The basic idea of Open-YOLO 3D is to identify objects in 2D images and project information from the 3D point cloud on to those images. This creates a representation of a space that contains both information about objects and their exact location in it.
Instead of performing detailed pixel-by-pixel segmentation of objects like OpenMask3D, Open-YOLO 3D assigns labels to objects in 2D images using what the researchers call low-granularity label maps. These are constructed by overlaying bounding boxes from a 2D object detector onto each image and replacing the pixels within each box with a predicted class label. The 3D points from the point cloud are projected into these images and the points inherit the corresponding class labels from the low-granularity label maps. All this information can be melded because the system can relate the exact position from which an image was taken to the 3D point cloud by using what are known as the intrinsic and extrinsic parameters of the camera.
In addition, instead of using CLIP, the researchers use a method called multi-view prompt distribution (MVPDist) to label features. MVPDist aggregates class labels across multiple images, ensuring that the final classification for each object is based on the most frequently occurring labels.
Open-YOLO 3D segments objects in 3D scenes. The researchers compared the performance of Open-YOLO 3D to the current state-of-the-art system, called Open3DIS, on a benchmark dataset. Open-YOLO 3D was more precise when segmenting objects compared to Open3DIS.
Boudjoghra and his colleagues tested Open-YOLO 3D on two standard datasets. The results demonstrate high accuracy and a substantial increase in processing speed compared to existing methods.
Key findings include a mean average precision (mAP) of 24.7% on the ScanNet200 validation set, which reflects an absolute gain of 2.3% compared to another method called Open3DIS. Perhaps more important, Open-YOLO 3D was approximately 16 times faster, operating at 22 seconds per scene, while other methods could take minutes.
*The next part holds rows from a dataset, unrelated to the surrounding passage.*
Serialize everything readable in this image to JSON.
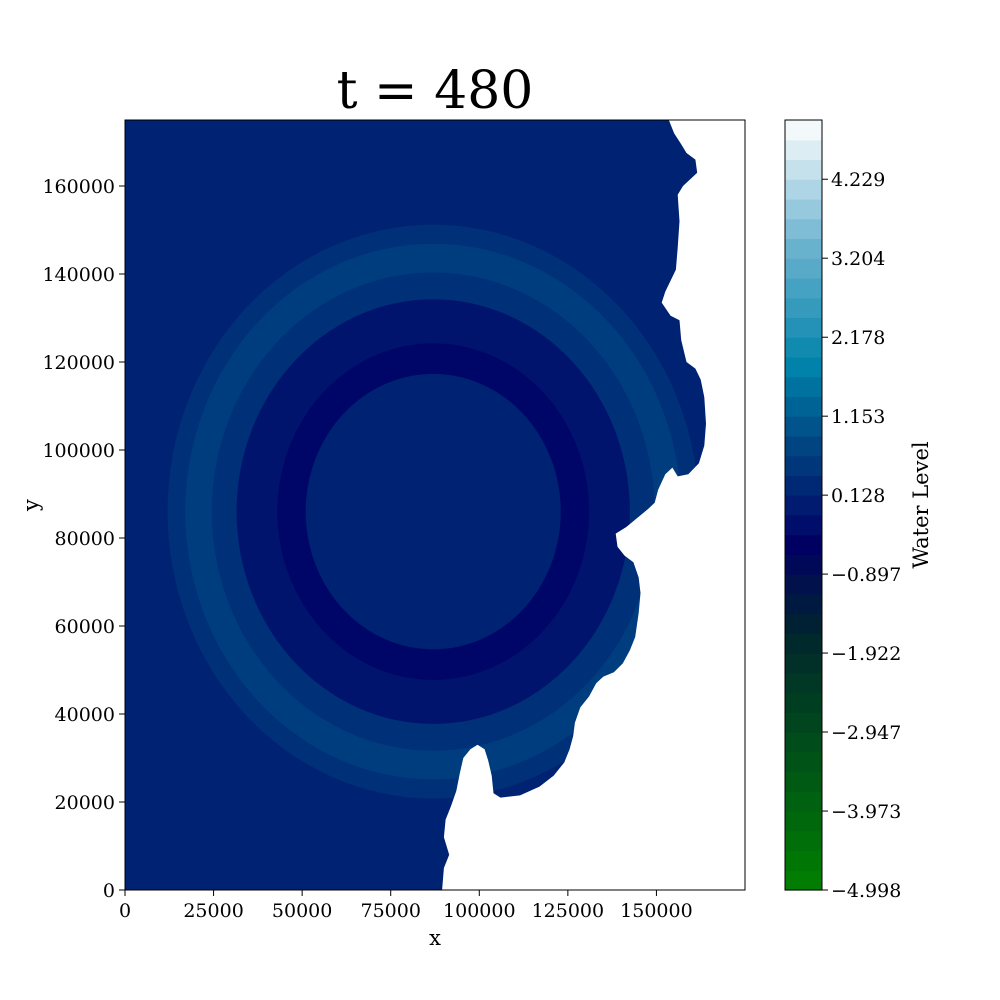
{
  "chart_data": {
    "type": "heatmap",
    "title": "t = 480",
    "xlabel": "x",
    "ylabel": "y",
    "xlim": [
      0,
      175000
    ],
    "ylim": [
      0,
      175000
    ],
    "xticks": [
      0,
      25000,
      50000,
      75000,
      100000,
      125000,
      150000
    ],
    "yticks": [
      0,
      20000,
      40000,
      60000,
      80000,
      100000,
      120000,
      140000,
      160000
    ],
    "xtick_labels": [
      "0",
      "25000",
      "50000",
      "75000",
      "100000",
      "125000",
      "150000"
    ],
    "ytick_labels": [
      "0",
      "20000",
      "40000",
      "60000",
      "80000",
      "100000",
      "120000",
      "140000",
      "160000"
    ],
    "grid": false,
    "colorbar": {
      "label": "Water Level",
      "range": [
        -4.998,
        4.998
      ],
      "ticks": [
        -4.998,
        -3.973,
        -2.947,
        -1.922,
        -0.897,
        0.128,
        1.153,
        2.178,
        3.204,
        4.229
      ],
      "tick_labels": [
        "−4.998",
        "−3.973",
        "−2.947",
        "−1.922",
        "−0.897",
        "0.128",
        "1.153",
        "2.178",
        "3.204",
        "4.229"
      ],
      "levels": 39,
      "colormap": "ocean",
      "color_low": "#008000",
      "color_mid": "#000066",
      "color_high": "#ffffff"
    },
    "field": {
      "background_level": 0.128,
      "land_color": "#ffffff",
      "source_center": [
        87000,
        86000
      ],
      "rings": [
        {
          "level": 0.385,
          "radius": 75000
        },
        {
          "level": 0.641,
          "radius": 70000
        },
        {
          "level": 0.385,
          "radius": 62500
        },
        {
          "level": -0.128,
          "radius": 55500
        },
        {
          "level": -0.385,
          "radius": 44000
        },
        {
          "level": 0.128,
          "radius": 36000
        }
      ]
    }
  }
}
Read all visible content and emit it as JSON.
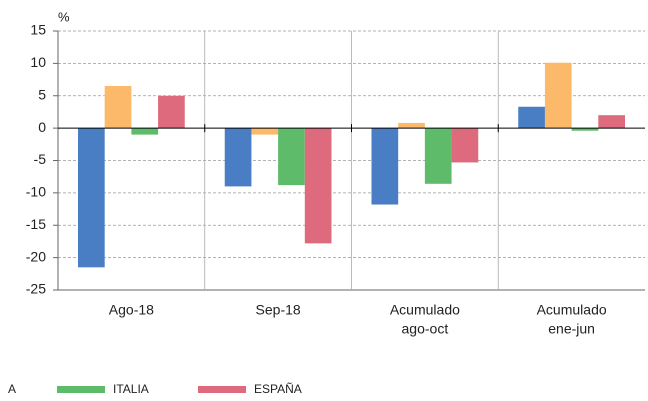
{
  "chart_data": {
    "type": "bar",
    "unit_label": "%",
    "categories": [
      [
        "Ago-18"
      ],
      [
        "Sep-18"
      ],
      [
        "Acumulado",
        "ago-oct"
      ],
      [
        "Acumulado",
        "ene-jun"
      ]
    ],
    "series": [
      {
        "name": null,
        "color": "#4a7ec4",
        "values": [
          -21.5,
          -9,
          -11.8,
          3.3
        ]
      },
      {
        "name": "A",
        "color": "#fdb96a",
        "values": [
          6.5,
          -1,
          0.8,
          10.1
        ]
      },
      {
        "name": "ITALIA",
        "color": "#5dbb6a",
        "values": [
          -1,
          -8.8,
          -8.6,
          -0.4
        ]
      },
      {
        "name": "ESPAÑA",
        "color": "#de6b7d",
        "values": [
          5,
          -17.8,
          -5.3,
          2
        ]
      }
    ],
    "ylim": [
      -25,
      15
    ],
    "yticks": [
      -25,
      -20,
      -15,
      -10,
      -5,
      0,
      5,
      10,
      15
    ],
    "grid": true
  }
}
“I expected it to be faster, but I was surprised that it was doing better in terms of accuracy results,” Boudjoghra says. The results illustrate Open-YOLO 3D’s effectiveness in providing fast and accurate 3D instance segmentation and are a step towards enhanced performance in real-world scenarios where both speed and precision are required. “Innovations like these are going to be good for dynamic scenes that change over time,” he adds.
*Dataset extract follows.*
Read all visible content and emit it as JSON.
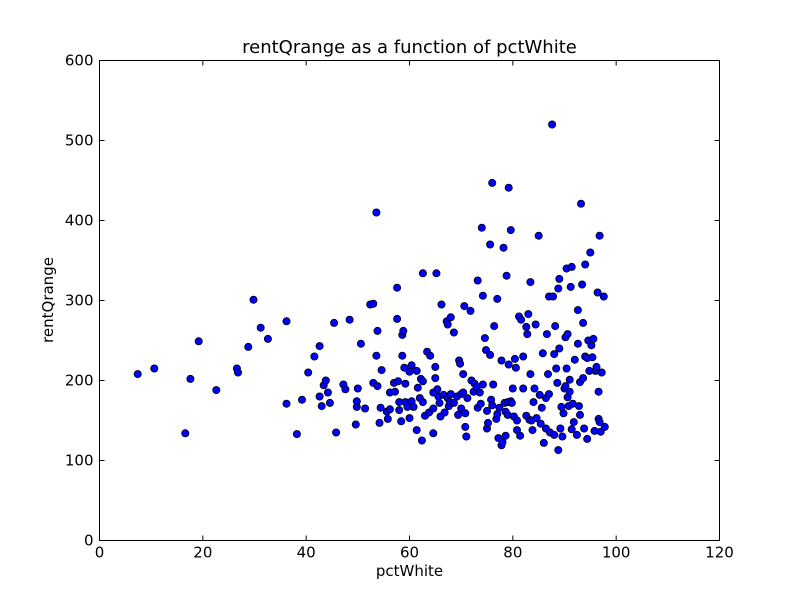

Much progress needs to be made if we are to have robots that help us with chores and tasks in our homes and at work. This includes innovations in robotic control and computer vision, but there are developments in other fields that need to happen as well, Boudjoghra explains. For example, today, robots can’t be given a general task and be expected to make a plan to execute on it. “I can’t tell a robot to clean up the apartment while I’m at work,” a task that not only requires navigation, scene understanding, and object recognition, but also complex reasoning, Boudjoghra says.
He believes, however, that the increasing reasoning capability of large language models will someday help machines work more independently without the need for specific instructions. “This kind of thing isn’t possible today, but in the future, with more innovations, they may be able to navigate and execute tasks that aren’t so clear.”